Using databases such as IID or pathDIP, we can take these patterns and examine the relationships between the gene-families they contain, so we can start to understand why certain combinations of such families carry so much information about lung cancer. We use NAViGaTOR to visualize and explore these complex sets of relationships.

(Click on the picture below to see an enlarged version.)

Illustration 4: Relationship between 11 significant gene families (large circles) within a protein interaction network. Only the most important genes (dots, colour-coded by biological function) in each family are shown.

 

Early project results presented at Personalizing Cancer Medicine 2017

We presented the preliminary results of this project to Canadian and international cancer researchers this February, in a poster at the Personalizing Cancer Medicine Conference 2017 in Toronto, Ontario. We gained many insights and ideas from discussing this early work, and we continue developing them further.
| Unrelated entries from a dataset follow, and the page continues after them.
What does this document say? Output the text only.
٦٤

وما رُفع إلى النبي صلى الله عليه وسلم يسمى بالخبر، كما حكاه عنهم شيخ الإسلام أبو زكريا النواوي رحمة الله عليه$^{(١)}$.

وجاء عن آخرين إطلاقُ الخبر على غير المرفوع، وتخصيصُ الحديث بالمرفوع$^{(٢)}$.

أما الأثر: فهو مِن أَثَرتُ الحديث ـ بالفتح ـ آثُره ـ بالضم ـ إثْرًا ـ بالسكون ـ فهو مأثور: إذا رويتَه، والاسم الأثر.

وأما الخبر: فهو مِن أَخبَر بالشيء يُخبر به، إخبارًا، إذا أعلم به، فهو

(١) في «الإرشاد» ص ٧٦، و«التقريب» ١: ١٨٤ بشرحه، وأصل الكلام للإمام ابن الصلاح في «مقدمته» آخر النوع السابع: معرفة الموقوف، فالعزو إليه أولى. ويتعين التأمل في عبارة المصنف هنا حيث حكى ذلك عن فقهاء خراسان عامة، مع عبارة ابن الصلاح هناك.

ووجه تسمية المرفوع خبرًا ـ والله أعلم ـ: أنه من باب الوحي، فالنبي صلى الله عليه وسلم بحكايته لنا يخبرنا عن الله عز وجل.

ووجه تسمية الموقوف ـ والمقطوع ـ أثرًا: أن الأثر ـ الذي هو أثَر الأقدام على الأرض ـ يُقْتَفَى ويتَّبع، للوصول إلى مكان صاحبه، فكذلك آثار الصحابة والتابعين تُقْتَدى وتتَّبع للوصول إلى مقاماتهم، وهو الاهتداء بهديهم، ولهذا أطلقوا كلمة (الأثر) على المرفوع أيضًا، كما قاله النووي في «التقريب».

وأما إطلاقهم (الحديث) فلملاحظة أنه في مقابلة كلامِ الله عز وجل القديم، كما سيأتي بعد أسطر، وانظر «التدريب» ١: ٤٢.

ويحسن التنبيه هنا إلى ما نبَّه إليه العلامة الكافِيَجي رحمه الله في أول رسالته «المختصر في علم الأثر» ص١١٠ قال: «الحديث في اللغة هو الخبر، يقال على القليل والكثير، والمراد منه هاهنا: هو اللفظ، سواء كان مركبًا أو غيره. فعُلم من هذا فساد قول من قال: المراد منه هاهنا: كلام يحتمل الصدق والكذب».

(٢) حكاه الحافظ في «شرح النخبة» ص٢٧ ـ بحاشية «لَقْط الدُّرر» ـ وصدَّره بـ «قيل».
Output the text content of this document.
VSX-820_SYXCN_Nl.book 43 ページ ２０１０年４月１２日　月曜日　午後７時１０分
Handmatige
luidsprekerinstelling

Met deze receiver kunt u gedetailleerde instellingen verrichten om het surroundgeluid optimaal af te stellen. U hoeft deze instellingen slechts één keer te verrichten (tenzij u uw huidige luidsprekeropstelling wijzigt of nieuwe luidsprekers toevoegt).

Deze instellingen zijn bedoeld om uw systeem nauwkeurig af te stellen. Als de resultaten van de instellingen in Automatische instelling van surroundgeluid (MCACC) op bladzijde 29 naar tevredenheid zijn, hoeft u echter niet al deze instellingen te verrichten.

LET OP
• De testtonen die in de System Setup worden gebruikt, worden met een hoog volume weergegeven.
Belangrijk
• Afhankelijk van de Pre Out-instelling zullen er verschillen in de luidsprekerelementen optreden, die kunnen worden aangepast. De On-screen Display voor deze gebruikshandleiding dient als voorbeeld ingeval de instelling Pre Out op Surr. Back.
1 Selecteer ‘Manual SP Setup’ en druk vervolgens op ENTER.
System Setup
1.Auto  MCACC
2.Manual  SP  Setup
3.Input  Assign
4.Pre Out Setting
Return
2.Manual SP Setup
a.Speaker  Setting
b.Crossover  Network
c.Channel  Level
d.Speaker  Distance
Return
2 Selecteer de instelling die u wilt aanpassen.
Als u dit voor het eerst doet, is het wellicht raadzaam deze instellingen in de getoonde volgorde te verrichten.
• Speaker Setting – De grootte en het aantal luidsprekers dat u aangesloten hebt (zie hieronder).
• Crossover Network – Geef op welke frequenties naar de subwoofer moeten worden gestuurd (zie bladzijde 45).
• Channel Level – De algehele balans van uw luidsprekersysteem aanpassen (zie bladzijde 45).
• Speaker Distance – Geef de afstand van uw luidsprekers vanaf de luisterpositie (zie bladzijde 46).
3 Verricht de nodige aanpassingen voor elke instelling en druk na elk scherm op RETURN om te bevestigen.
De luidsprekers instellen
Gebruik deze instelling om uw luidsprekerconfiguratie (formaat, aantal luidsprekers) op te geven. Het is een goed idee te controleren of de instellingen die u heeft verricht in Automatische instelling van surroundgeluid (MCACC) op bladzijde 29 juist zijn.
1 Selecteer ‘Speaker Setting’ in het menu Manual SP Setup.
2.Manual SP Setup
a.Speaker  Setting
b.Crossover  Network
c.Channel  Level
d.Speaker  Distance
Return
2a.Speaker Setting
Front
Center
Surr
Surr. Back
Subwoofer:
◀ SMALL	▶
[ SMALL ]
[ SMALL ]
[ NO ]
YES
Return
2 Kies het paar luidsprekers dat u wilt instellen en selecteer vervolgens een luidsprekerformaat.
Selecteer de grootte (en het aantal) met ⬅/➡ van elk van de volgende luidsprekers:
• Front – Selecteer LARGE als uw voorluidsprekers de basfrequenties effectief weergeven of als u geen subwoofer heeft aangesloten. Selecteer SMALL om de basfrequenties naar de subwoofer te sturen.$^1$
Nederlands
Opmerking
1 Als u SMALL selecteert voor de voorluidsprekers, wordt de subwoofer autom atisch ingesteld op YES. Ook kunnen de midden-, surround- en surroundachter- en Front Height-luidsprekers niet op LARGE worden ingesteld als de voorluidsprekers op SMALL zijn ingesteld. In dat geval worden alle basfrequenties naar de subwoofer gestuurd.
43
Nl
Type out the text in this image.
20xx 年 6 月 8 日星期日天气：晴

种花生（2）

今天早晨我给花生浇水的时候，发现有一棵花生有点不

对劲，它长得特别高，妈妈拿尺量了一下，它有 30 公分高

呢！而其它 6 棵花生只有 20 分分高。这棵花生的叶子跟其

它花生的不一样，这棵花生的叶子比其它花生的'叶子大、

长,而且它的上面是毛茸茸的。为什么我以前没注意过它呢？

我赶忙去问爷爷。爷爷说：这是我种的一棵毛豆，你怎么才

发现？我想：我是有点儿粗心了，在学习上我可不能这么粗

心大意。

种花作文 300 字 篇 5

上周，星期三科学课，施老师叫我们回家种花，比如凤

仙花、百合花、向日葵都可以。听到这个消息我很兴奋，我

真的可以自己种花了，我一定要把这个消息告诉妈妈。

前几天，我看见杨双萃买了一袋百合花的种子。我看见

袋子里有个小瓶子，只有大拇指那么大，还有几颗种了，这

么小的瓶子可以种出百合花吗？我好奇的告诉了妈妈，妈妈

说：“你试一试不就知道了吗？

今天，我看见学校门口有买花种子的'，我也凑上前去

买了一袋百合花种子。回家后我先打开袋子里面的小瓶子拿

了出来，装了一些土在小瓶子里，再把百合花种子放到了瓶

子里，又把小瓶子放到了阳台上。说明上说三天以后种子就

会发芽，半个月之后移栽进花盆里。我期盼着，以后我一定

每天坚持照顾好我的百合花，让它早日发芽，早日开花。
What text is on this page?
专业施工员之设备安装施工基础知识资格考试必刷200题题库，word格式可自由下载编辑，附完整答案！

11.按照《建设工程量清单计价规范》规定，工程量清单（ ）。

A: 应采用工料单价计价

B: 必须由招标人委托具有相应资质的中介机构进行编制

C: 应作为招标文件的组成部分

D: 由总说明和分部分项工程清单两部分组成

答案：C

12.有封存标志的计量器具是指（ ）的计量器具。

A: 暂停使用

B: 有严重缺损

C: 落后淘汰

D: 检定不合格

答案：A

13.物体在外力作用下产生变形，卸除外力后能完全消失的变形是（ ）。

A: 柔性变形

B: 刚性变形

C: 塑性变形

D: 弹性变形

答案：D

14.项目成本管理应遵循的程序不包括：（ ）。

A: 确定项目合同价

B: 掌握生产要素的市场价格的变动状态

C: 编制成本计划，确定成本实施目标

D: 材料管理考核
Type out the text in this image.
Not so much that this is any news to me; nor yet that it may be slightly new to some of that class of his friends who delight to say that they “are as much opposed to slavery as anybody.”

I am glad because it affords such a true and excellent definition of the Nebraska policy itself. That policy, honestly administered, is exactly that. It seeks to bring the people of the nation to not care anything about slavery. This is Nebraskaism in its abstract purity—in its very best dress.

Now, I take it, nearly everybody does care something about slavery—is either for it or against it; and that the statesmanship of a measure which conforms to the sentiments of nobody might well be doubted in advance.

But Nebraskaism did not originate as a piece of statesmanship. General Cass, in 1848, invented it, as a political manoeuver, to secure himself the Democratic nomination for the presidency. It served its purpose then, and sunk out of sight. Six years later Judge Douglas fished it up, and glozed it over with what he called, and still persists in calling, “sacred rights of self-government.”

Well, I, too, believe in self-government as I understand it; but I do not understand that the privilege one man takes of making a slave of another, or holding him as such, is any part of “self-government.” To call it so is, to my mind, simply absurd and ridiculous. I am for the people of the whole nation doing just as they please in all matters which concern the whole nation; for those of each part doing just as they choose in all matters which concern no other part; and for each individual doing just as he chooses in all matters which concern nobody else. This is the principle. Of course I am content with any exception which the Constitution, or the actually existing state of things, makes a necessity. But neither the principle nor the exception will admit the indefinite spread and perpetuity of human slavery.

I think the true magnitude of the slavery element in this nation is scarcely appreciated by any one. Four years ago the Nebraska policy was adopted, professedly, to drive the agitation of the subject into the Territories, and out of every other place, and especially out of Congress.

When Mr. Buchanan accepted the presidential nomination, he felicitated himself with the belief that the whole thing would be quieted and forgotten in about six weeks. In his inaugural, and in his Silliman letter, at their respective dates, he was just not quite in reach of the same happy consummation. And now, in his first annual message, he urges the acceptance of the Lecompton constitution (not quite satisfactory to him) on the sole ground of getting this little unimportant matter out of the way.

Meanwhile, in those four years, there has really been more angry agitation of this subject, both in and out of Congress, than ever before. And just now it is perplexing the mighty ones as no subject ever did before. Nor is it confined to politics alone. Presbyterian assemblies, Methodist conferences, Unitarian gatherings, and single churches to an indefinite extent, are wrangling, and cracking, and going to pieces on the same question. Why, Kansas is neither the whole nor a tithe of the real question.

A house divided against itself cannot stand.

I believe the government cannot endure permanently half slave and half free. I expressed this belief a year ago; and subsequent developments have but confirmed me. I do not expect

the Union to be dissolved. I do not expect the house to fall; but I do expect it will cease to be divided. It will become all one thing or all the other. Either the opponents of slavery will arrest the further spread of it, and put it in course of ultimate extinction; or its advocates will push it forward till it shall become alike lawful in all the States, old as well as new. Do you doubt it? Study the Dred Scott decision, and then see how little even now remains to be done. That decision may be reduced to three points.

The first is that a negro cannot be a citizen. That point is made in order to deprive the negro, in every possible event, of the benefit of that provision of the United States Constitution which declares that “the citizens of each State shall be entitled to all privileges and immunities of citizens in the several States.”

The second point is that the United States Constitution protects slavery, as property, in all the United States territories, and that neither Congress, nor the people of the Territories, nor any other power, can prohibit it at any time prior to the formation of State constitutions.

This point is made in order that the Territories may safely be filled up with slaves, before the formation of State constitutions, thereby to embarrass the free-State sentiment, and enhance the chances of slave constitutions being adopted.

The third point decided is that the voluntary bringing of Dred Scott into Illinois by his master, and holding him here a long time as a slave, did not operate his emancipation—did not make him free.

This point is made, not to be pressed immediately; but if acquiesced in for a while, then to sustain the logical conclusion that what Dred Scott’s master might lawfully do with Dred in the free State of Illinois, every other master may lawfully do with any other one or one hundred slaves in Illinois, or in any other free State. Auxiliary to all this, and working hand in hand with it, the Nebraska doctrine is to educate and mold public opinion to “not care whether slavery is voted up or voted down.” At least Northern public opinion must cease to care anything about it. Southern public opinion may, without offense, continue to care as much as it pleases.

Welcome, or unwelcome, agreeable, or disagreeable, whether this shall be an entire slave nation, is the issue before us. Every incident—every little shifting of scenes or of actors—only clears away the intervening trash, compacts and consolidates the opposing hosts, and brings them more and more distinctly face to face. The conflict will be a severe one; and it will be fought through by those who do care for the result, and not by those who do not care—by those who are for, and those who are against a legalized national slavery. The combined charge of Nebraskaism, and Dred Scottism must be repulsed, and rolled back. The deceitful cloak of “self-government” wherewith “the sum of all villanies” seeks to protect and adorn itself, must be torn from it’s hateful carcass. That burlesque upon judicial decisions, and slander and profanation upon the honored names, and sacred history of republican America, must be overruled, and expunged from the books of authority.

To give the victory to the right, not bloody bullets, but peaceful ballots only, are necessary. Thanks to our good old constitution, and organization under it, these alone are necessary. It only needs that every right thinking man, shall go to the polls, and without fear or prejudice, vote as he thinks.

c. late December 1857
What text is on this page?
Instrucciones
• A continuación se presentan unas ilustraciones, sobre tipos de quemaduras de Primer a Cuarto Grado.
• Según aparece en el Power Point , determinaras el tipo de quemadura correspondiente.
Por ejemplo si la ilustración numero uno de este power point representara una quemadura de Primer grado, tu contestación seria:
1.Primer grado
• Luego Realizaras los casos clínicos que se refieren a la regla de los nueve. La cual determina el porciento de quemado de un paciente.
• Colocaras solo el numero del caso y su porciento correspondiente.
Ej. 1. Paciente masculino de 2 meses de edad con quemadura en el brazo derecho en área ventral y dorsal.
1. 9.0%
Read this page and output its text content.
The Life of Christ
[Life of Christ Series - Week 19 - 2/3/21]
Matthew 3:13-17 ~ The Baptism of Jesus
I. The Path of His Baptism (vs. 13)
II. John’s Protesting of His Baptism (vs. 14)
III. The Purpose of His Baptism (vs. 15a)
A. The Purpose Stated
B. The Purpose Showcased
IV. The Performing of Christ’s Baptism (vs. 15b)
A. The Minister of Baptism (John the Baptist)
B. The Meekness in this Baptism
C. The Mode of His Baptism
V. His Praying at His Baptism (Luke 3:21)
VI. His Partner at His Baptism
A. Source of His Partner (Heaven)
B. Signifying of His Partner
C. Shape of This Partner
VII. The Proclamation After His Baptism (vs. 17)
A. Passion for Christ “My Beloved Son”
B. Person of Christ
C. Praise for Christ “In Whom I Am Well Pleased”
Some of the additional, related results have been presented in other publications, including:

  • Pinheiro, M., Drigo, S.A., Tonhosolo, R., Andrade, S.C.S., Marchi, F.A., Jurisica, I., Kowalski, L.P., Achatz, M.I., Rogatto, S.R., HABP2 p.G534E variant in patients with family history of thyroid and breast cancer, Oncotarget, In press.
  • Citron, F., Armenia, J., Barzan, L., Franchin, G., Polesel, J., Talamini, R., Sulfaro, S., Croce, C.M., Klement, W., Pastrello, C., Jurisica, I., Vecchione, A., Belletti, B., Baldassarre, G., A microRNA signature identifies SP1 and TGFbeta pathways as potential mediators of local recurrences in head and neck squamous carcinomas, Clin Cancer Res, In press.
  • Sokolina K, Kittanakom S, Snider J, Kotlyar M, Maurice P, Gandía J, Benleulmi-Chaachoua A, Tadagaki K, Wong V, Malty RH, Deineko V, Aoki H, Amin S, Riley L, Yao Z, Morató X, Otasek D, Kobayashi H, Menendez J, Auerbach D, Angers S, Pržulj N, Bouvier M, Babu M, Ciruela F, Jockers R, Jurisica I, and Stagljar I. Systematic protein-protein interaction mapping for clinically-relevant human GPCRs, Mol Sys Biol, In press.
  • Yao Z, Darowski K, St-Denis N, Wong V, Offensperger F, Villedieu A, Amin S, Malty R, Aoki H, Guo H, Xu Y, Iorio C, Kotlyar M, Emili A, Jurisica I, Babu M, Neel B, Gingras AC, and Stagljar I, A global analysis of the protein phosphatase interactome, Mol Cell, in press.
  • Petschnigg J, Kotlyar M, Blair L, Jurisica I, Stagljar I, and Ketteler R, Systematic identification of oncogenic EGFR interaction partners, J Mol Biol, in press.
  • Rahmati, S., Abovsky, M., Pastrello, C., Jurisica, I. pathDIP: An annotated resource for known and predicted human gene-pathway associations and pathway enrichment analysis. Nucl Acids Res, 45(D1): D419-D426, 2016.
  • Chehade, R., R. Pettapiece-Phillips, Salmena, L., Kotlyar, M., Jurisica, I., Narod, S. A., Akbari, M. R., Kotsopoulos, J. Reduced BRCA1 transcript levels in freshly isolated blood leukocytes from BRCA1 mutation carriers is mutation specific, Breast Cancer Res, 18(1): 87, 2016.
  • Cierna, Z., Mego, M., Jurisica, I., Machalekova, K., Chovanec, M., Miskovska, V., Svetlovska, D., Hainova, K., Kajo, K., Mardiak, J., Babal, P. Fibrillin-1 (FBN-1) a new marker of germ cell neoplasia in situ, BMC Cancer, 16: 597, 2016.

Thank you to members

This work would not be possible without the participation of World Community Grid Members. Thank you for generously contributing CPU cycles, and for your interest in this and other World Community Grid projects.